Two Roles of Religion

Let me begin with one of my favorite passages from the brilliant philosopher Ken Wilber:

. . . Religion itself has always performed two very important, but very different functions. One, it acts as a way of creating meaning for the separate self: it offers myths and stories and tales and narratives and rituals that, taken together, help the separate self make sense of, and endure, the slings and arrows of outrageous fortune. This function of religion does not usually or necessarily change the level of consciousness in a person; it does not deliver radical transformation. Nor does it deliver a shattering liberation from the separate self altogether.
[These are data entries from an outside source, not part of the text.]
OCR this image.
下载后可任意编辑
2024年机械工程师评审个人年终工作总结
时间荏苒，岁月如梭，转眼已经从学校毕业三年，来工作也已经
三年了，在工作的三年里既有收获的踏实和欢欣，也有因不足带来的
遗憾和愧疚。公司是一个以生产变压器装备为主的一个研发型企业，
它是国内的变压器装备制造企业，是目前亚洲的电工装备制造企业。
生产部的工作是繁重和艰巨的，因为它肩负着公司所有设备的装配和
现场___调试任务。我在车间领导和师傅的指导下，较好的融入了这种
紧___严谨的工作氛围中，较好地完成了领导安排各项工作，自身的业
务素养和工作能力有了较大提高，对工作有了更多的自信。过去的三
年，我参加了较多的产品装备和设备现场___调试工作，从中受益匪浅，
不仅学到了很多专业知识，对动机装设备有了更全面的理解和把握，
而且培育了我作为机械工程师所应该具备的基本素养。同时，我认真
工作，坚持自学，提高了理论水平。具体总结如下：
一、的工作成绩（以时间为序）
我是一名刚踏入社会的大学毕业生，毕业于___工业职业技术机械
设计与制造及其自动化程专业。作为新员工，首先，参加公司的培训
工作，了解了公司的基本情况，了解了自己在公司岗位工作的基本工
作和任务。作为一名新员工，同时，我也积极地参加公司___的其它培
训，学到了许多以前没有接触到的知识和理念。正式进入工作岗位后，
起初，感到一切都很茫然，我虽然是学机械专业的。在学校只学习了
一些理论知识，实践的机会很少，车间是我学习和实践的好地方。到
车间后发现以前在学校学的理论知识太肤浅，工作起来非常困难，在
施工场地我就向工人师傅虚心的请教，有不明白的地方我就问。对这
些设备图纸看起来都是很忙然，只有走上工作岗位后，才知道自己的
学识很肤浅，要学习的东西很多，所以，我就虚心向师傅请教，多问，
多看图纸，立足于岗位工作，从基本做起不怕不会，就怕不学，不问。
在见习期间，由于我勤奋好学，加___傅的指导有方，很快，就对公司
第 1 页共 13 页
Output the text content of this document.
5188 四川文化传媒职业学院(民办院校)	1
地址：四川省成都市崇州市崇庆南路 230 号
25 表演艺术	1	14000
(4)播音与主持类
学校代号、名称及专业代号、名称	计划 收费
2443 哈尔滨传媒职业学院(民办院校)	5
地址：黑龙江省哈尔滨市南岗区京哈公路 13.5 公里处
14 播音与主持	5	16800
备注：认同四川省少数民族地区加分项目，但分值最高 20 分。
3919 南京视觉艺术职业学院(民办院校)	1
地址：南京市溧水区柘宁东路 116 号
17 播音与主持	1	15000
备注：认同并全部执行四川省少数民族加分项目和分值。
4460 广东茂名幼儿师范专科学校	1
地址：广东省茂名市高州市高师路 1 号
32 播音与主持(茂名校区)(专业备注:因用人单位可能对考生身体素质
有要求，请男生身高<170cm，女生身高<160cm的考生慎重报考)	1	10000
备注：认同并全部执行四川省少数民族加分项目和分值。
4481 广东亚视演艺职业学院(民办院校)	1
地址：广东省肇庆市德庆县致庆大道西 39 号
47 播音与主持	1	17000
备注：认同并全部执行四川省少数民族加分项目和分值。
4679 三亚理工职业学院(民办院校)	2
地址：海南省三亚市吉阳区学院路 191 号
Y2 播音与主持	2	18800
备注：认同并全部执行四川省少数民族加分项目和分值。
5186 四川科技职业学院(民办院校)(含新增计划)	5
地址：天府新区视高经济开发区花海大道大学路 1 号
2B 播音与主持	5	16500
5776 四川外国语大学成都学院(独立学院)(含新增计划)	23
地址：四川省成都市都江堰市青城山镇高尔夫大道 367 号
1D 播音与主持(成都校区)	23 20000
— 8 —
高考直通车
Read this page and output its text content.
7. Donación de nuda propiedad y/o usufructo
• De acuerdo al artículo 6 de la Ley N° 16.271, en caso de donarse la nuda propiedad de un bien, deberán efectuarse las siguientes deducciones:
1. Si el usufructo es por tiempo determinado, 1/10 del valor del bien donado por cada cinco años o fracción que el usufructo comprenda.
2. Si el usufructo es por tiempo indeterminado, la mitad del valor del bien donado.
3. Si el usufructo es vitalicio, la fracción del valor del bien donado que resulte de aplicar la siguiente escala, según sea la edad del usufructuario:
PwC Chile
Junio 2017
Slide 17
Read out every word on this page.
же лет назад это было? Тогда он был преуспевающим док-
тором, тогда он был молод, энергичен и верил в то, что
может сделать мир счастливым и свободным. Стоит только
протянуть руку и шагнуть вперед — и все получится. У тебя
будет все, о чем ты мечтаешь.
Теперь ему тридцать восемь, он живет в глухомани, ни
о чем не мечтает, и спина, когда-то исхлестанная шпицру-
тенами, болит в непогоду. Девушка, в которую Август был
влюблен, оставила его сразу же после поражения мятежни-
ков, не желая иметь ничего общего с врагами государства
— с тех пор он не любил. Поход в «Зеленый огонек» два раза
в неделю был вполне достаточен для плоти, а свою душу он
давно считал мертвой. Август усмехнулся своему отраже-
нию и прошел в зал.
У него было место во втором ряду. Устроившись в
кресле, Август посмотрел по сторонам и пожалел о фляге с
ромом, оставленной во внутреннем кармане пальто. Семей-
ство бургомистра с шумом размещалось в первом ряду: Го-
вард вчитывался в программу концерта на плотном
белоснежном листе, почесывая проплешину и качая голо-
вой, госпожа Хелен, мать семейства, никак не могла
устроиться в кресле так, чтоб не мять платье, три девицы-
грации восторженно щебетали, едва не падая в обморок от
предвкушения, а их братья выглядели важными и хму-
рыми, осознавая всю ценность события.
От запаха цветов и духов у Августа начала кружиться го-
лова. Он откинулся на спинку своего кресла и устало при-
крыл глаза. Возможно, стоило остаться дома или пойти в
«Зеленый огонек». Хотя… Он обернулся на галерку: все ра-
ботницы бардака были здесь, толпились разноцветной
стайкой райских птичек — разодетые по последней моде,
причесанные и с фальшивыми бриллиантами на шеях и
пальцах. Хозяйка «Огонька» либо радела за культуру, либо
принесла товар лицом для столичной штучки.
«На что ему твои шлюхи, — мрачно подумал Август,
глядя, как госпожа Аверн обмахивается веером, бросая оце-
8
Rather, it consoles the self, fortifies the self, defends the self, promotes the self. As long as the separate self believes the myths, performs the rituals, mouths the prayers, or embraces the dogma, then the self, it is fervently believed, will be “saved”—either now in the glory of being God-saved or Goddess-favored, or in an afterlife that ensures eternal wonderment.

But two, religion has also served—in a usually very, very small minority—the function of radical transformation and liberation. This function of religion does not fortify the separate self, but utterly shatters it—not consolation but devastation, not entrenchment but emptiness, not complacency but explosion, not comfort but revolution—in short, not a conventional bolstering of consciousness but a radical transmutation and transformation at the deepest seat of consciousness itself. [1]

This second function is the ultimate goal of all mature spirituality. This is the contemplative dimension of religion. As Thomas Keating says, “The primary purpose of religion is to help us move beyond the separate-self sense to union with God.” [2]

In the weeks ahead, we will focus on the transformational level of the Abrahamic religions where God is central and the goal is to be transformed into God’s likeness, rather than what I would call the transactional level where our ego or false self is central and we are trying to control God.

 

[1] Ken Wilber, One Taste: Daily Reflections on Integral Spirituality (Shambhala Publications, Inc.: 2000), 25-26.

[2] Thomas Keating and Joseph Boyle with Lucette Verboven, World Without End (Bloomsbury Continuum: 2017), 24.